The paper examines the field of neuroeconomics and its potential to contribute to standard economic theory by offering a more mechanistic understanding of how decisions are made in the brain.
What are the main thematic areas covered?
The core themes include the limitations of the revealed preference approach, the role of affective versus cognitive neural systems in decision-making, and the scientific debate surrounding the use of neural data in economics.
What is the central research question?
The central question is whether insights derived from brain activity can effectively test economic models and explain anomalies that traditional choice-based evidence cannot capture.
Which scientific method is applied?
The paper utilizes a literature-based analysis of neuroeconomic research, with a detailed focus on the experimental design of the Ultimatum Game study conducted by Sanfey et al.
What is discussed in the main part of the paper?
The main part analyzes the potential of neuroeconomics to provide objective data, presents the Ultimatum Game experiment as a case study for identifying neural correlates of behavior, and provides a critical counter-perspective on the feasibility of these methods.
Which keywords define the work?
Key terms include Neuroeconomics, Ultimatum Game, fMRI, Rationality, Behavioral Economics, and Decision-making.
How does the Ultimatum Game illustrate neuroeconomic findings?
It demonstrates how unfair offers trigger negative affective states in the anterior insula, which compete with cognitive goals in the dorsolateral prefrontal cortex, leading to rejection behaviors that contradict pure rational maximization.
What are the primary criticisms mentioned in the final chapter?

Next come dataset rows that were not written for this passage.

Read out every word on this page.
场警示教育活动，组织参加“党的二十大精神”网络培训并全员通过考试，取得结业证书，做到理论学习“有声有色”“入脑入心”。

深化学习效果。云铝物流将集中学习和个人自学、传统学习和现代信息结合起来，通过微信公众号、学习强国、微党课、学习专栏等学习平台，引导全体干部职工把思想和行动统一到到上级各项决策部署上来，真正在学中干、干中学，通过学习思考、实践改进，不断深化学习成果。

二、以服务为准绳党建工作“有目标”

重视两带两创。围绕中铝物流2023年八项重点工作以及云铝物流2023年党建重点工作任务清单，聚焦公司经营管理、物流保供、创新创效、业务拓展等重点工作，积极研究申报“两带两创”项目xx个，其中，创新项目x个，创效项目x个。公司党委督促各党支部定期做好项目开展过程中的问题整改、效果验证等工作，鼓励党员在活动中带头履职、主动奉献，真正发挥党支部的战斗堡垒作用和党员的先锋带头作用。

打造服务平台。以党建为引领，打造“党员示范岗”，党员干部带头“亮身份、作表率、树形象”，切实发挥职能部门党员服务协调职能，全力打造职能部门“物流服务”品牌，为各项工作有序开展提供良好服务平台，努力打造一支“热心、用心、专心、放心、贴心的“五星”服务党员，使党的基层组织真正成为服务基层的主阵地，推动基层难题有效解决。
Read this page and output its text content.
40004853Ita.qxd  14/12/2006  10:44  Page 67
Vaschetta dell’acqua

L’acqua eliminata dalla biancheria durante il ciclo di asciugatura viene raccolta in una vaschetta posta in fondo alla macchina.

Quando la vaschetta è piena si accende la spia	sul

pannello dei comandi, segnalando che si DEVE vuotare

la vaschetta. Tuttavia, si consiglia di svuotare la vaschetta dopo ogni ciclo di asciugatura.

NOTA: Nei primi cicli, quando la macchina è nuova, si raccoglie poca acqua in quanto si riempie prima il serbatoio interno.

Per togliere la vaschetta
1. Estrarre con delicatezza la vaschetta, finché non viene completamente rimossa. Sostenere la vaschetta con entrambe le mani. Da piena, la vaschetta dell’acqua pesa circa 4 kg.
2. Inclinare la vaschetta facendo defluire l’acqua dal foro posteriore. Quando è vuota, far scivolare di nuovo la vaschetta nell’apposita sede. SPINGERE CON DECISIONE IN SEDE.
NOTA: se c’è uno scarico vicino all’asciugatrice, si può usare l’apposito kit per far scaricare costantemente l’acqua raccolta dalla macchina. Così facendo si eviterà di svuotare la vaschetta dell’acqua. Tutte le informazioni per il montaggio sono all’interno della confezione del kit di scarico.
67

Major criticisms include the potential unreliability of brain scanners due to low temporal resolution, the lack of generalizability across individual "fingerprint" brains, and the doubt among economists that explaining current anomalies will actually help develop better future predictive models.
Why might economic models need to be widened?
The paper suggests that traditional models, which rely solely on choice evidence, may need to incorporate internal states (like emotional arousal) to fully understand why consistent preferences are often violated in real-world scenarios.